Marina abitava in contrada Terranova (L’Uultma - Via Giordano Bruno), altro
luogo di profonda carpigianità; stava subito dopo la bottega da lattoniere di
Ardiglio (Cavasùu) Cavazzuti,
fratello di Ersiglio e Doviglio. L’artigiano era famoso per la messa in opera
di un fugòun da bugadèera … in lèggn.
La saracinesca di questa antica attività si può ancora vedere tale quale,
chiusa ormai da decenni. Fra qualche anno, con la prima ristrutturazione
scomparirà di sicuro.
Pare fosse anche attirata dal fascino di un allora
noto enologo carpigiano, che devotamente ogni settimana andava riverire e nel
contempo a farsi omaggiare di qualche bicchiere. “Ciirooo, mò …s t ii bèel!” era solito dirgli.
Teneva banco il piazza al giovedì e alla domenica
(solo recentemente si è passati al sabato). La sua postazione era di fronte al
quella del fabbro Bizzoccoli che si collocava sotto il torrione degli spagnoli,
proprio ai piedi della lapide per Presa di Roma - XX settembre 1870.
Ho cercato fra la gente ricordi personali sulla
Marina, ottenendo tante tessere per un mosaico un po’ frammentato, che dà però
un profilo verosimile, anche se approssimativo, del personaggio. Sono convinto
che l’interessata non si sarebbe mai immaginata una sua rievocazione.
Primo
Saltini ricorda: “Era quasi un divertimento per noi ragazzini di allora,
passargli vicino e sussurrarle: imberiagòosa!

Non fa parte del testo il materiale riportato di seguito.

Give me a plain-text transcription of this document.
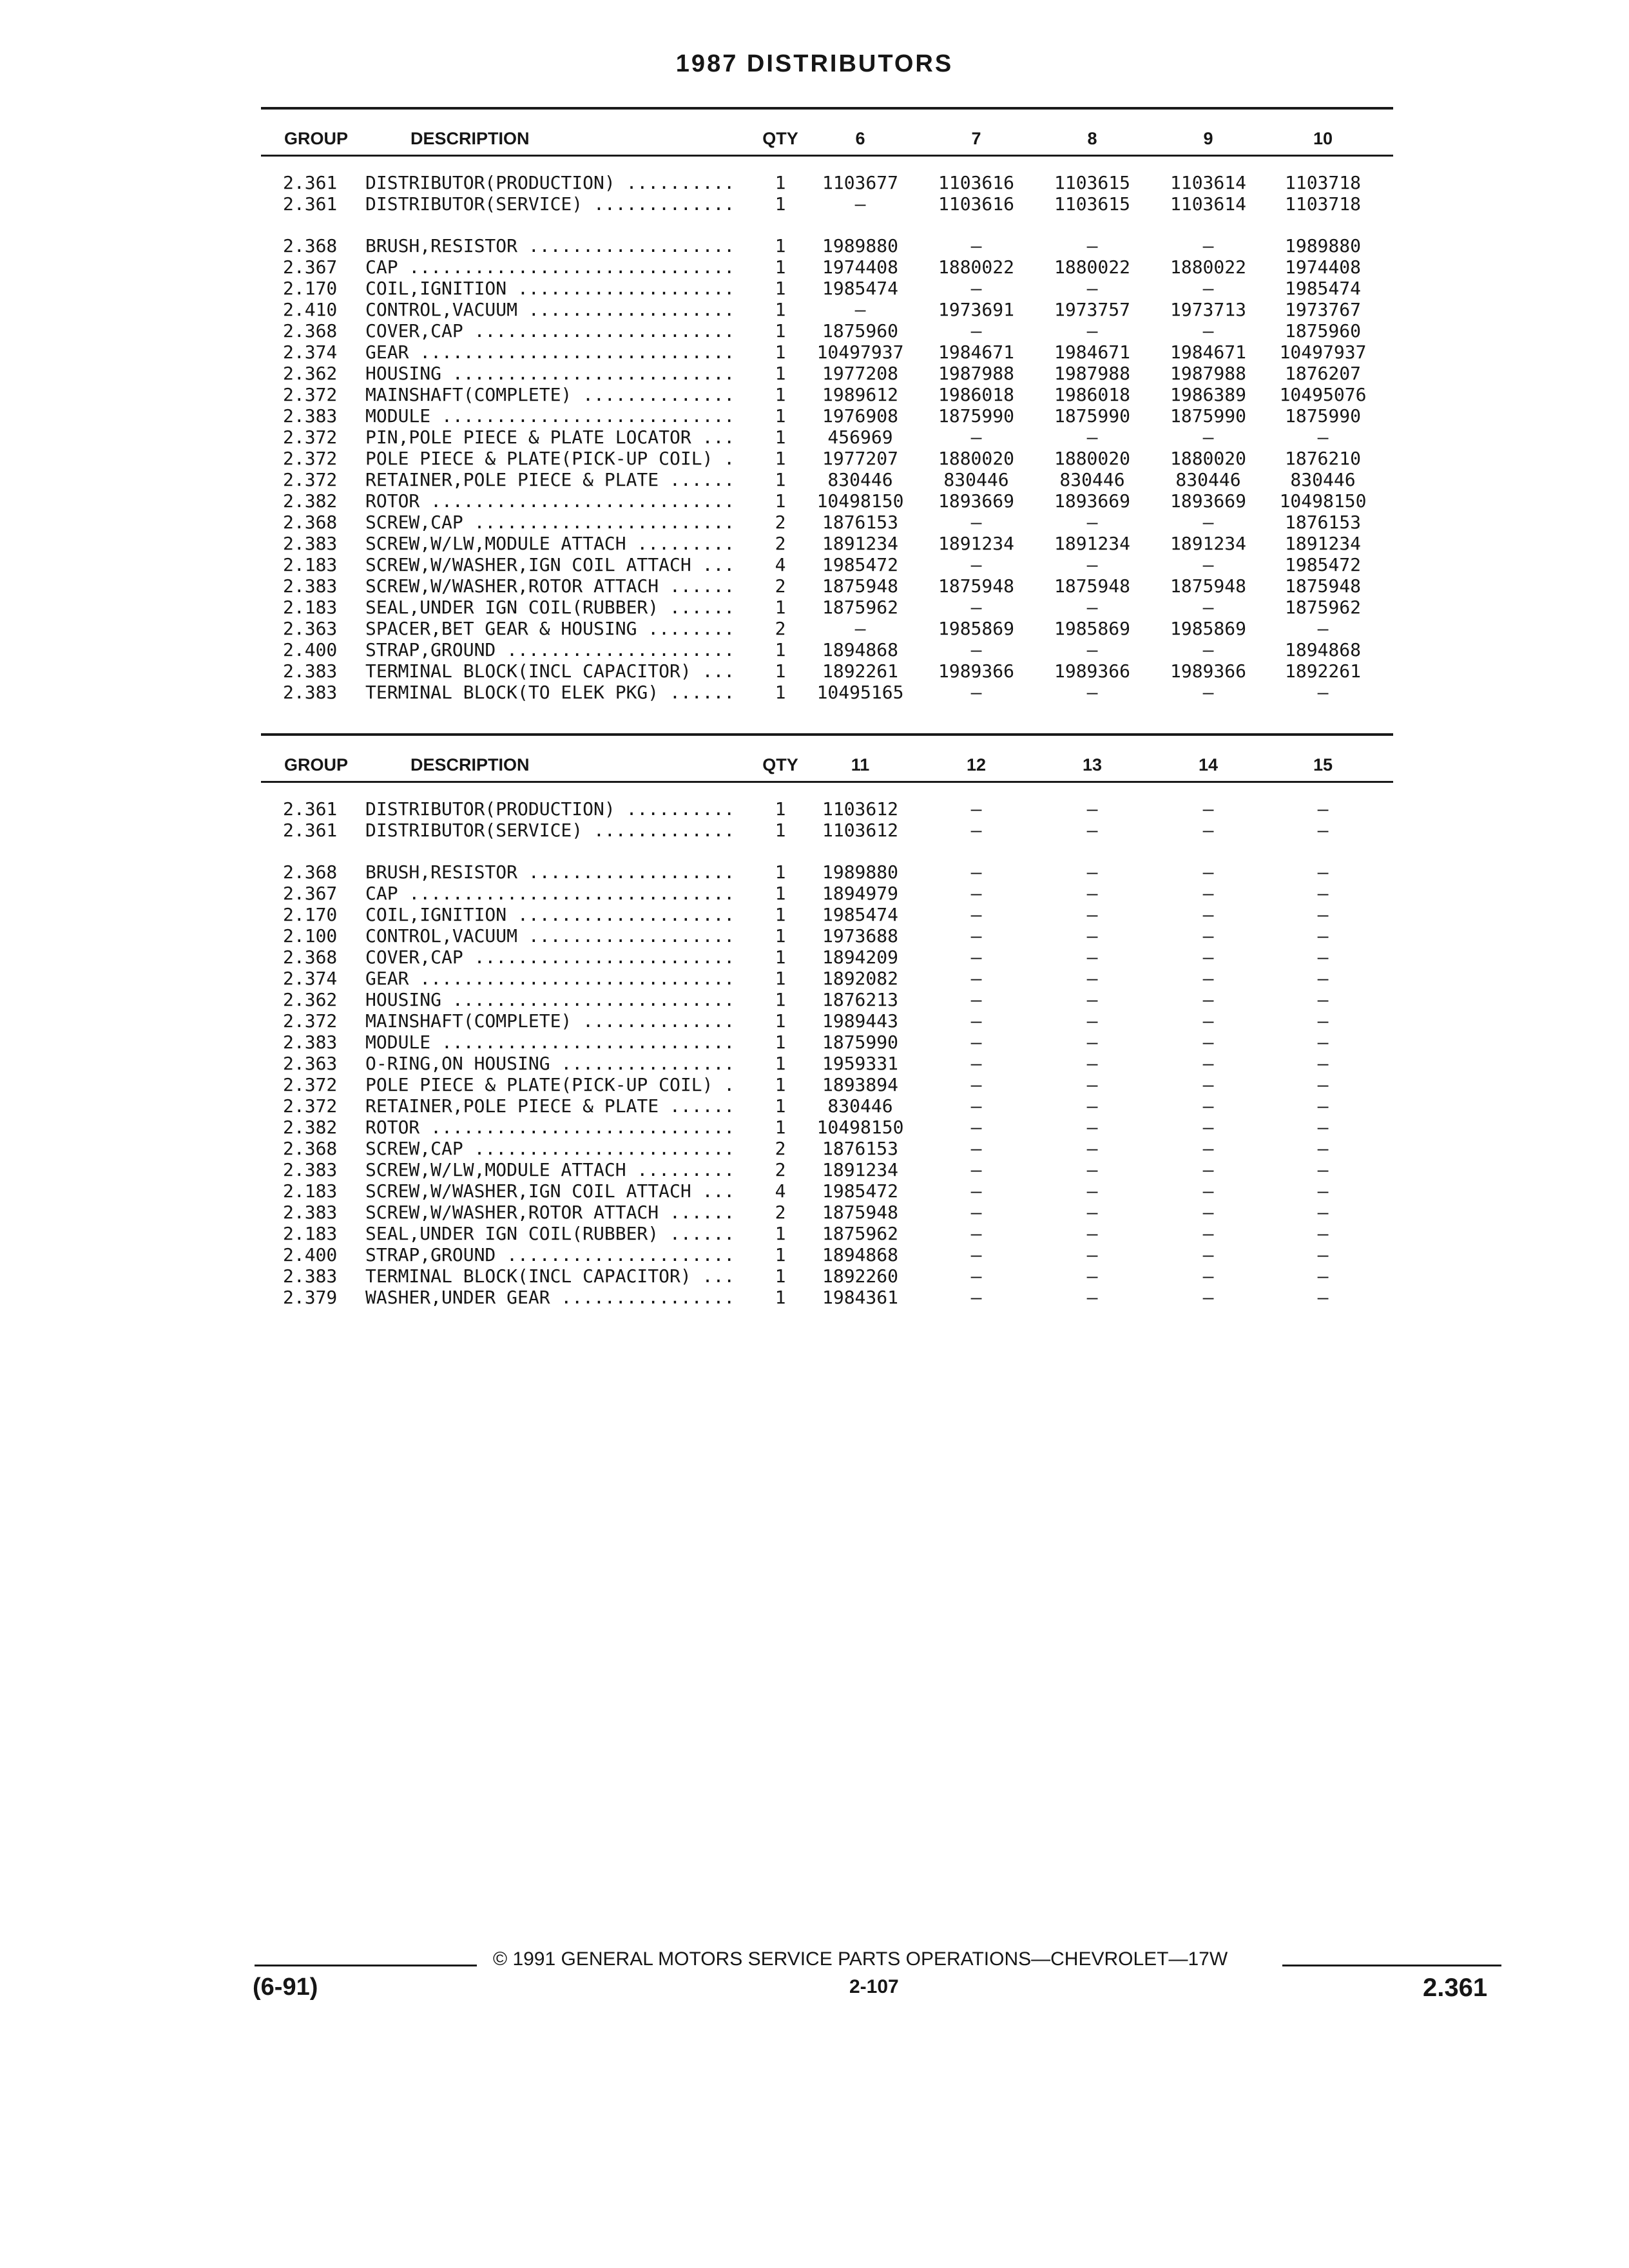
1987 DISTRIBUTORS
GROUP	DESCRIPTION	QTY	6	7	8	9	10
2.361	DISTRIBUTOR(PRODUCTION) ..........	1	1103677	1103616	1103615	1103614	1103718
2.361	DISTRIBUTOR(SERVICE) .............	1	—	1103616	1103615	1103614	1103718
2.368	BRUSH,RESISTOR ...................	1	1989880	—	—	—	1989880
2.367	CAP ..............................	1	1974408	1880022	1880022	1880022	1974408
2.170	COIL,IGNITION ....................	1	1985474	—	—	—	1985474
2.410	CONTROL,VACUUM ...................	1	—	1973691	1973757	1973713	1973767
2.368	COVER,CAP ........................	1	1875960	—	—	—	1875960
2.374	GEAR .............................	1	10497937	1984671	1984671	1984671	10497937
2.362	HOUSING ..........................	1	1977208	1987988	1987988	1987988	1876207
2.372	MAINSHAFT(COMPLETE) ..............	1	1989612	1986018	1986018	1986389	10495076
2.383	MODULE ...........................	1	1976908	1875990	1875990	1875990	1875990
2.372	PIN,POLE PIECE & PLATE LOCATOR ...	1	456969	—	—	—	—
2.372	POLE PIECE & PLATE(PICK-UP COIL) .	1	1977207	1880020	1880020	1880020	1876210
2.372	RETAINER,POLE PIECE & PLATE ......	1	830446	830446	830446	830446	830446
2.382	ROTOR ............................	1	10498150	1893669	1893669	1893669	10498150
2.368	SCREW,CAP ........................	2	1876153	—	—	—	1876153
2.383	SCREW,W/LW,MODULE ATTACH .........	2	1891234	1891234	1891234	1891234	1891234
2.183	SCREW,W/WASHER,IGN COIL ATTACH ...	4	1985472	—	—	—	1985472
2.383	SCREW,W/WASHER,ROTOR ATTACH ......	2	1875948	1875948	1875948	1875948	1875948
2.183	SEAL,UNDER IGN COIL(RUBBER) ......	1	1875962	—	—	—	1875962
2.363	SPACER,BET GEAR & HOUSING ........	2	—	1985869	1985869	1985869	—
2.400	STRAP,GROUND .....................	1	1894868	—	—	—	1894868
2.383	TERMINAL BLOCK(INCL CAPACITOR) ...	1	1892261	1989366	1989366	1989366	1892261
2.383	TERMINAL BLOCK(TO ELEK PKG) ......	1	10495165	—	—	—	—
GROUP	DESCRIPTION	QTY	11	12	13	14	15
2.361	DISTRIBUTOR(PRODUCTION) ..........	1	1103612	—	—	—	—
2.361	DISTRIBUTOR(SERVICE) .............	1	1103612	—	—	—	—
2.368	BRUSH,RESISTOR ...................	1	1989880	—	—	—	—
2.367	CAP ..............................	1	1894979	—	—	—	—
2.170	COIL,IGNITION ....................	1	1985474	—	—	—	—
2.100	CONTROL,VACUUM ...................	1	1973688	—	—	—	—
2.368	COVER,CAP ........................	1	1894209	—	—	—	—
2.374	GEAR .............................	1	1892082	—	—	—	—
2.362	HOUSING ..........................	1	1876213	—	—	—	—
2.372	MAINSHAFT(COMPLETE) ..............	1	1989443	—	—	—	—
2.383	MODULE ...........................	1	1875990	—	—	—	—
2.363	O-RING,ON HOUSING ................	1	1959331	—	—	—	—
2.372	POLE PIECE & PLATE(PICK-UP COIL) .	1	1893894	—	—	—	—
2.372	RETAINER,POLE PIECE & PLATE ......	1	830446	—	—	—	—
2.382	ROTOR ............................	1	10498150	—	—	—	—
2.368	SCREW,CAP ........................	2	1876153	—	—	—	—
2.383	SCREW,W/LW,MODULE ATTACH .........	2	1891234	—	—	—	—
2.183	SCREW,W/WASHER,IGN COIL ATTACH ...	4	1985472	—	—	—	—
2.383	SCREW,W/WASHER,ROTOR ATTACH ......	2	1875948	—	—	—	—
2.183	SEAL,UNDER IGN COIL(RUBBER) ......	1	1875962	—	—	—	—
2.400	STRAP,GROUND .....................	1	1894868	—	—	—	—
2.383	TERMINAL BLOCK(INCL CAPACITOR) ...	1	1892260	—	—	—	—
2.379	WASHER,UNDER GEAR ................	1	1984361	—	—	—	—
© 1991 GENERAL MOTORS SERVICE PARTS OPERATIONS—CHEVROLET—17W
(6-91)	2-107	2.361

Un’ingiuria che immediatamente scatena una litania furente di madonne, cancheri
ed epiteti vari. Tutto un vocabolario gergale interessante che poi si poteva
ripetere insieme agli amici, sghignazzando. In più la seguivamo, quando andava
verso i giardini a fare pipì (all’antica maniera delle donne padane); la faceva
stando in piedi e dandosi una asciugatina con il vestito! Eravamo proprio dei
delinquenti.”
Alfredo
Copelli abitava in via Marco Meloni e nel retro della casa c'era un cortile con
una tettoia. Spesso la Marina si fermava lì a dormire per scuasèer la baala (per smaltire le dosi alcoliche), così come era …
cun al barusèin abbandonato con tutte
le povere merci.
Ersilio
Spezzani rammenta che le piaceva
anche bere un buon quartino di vino, ma forse anche di più. “Tante volte
chiedeva a noi ragazzi se le andavamo a prendere il vino, perché a lei non lo
davano all’osteria vicino a San Rocco. Puvrètta
!! La fèeva cumpasiòun, già da ragàas … ,
mò aanch adèesa, dòop taant aan, a pinsèer cum la viviiva, la t fa pinsèer che la solituddin l'è ’na graan
tristèssa.
La pariiva catiiva, mò l'éera sóol ’na
pòovra dònna, sèinsa nisùun intóorna ch la iutìss.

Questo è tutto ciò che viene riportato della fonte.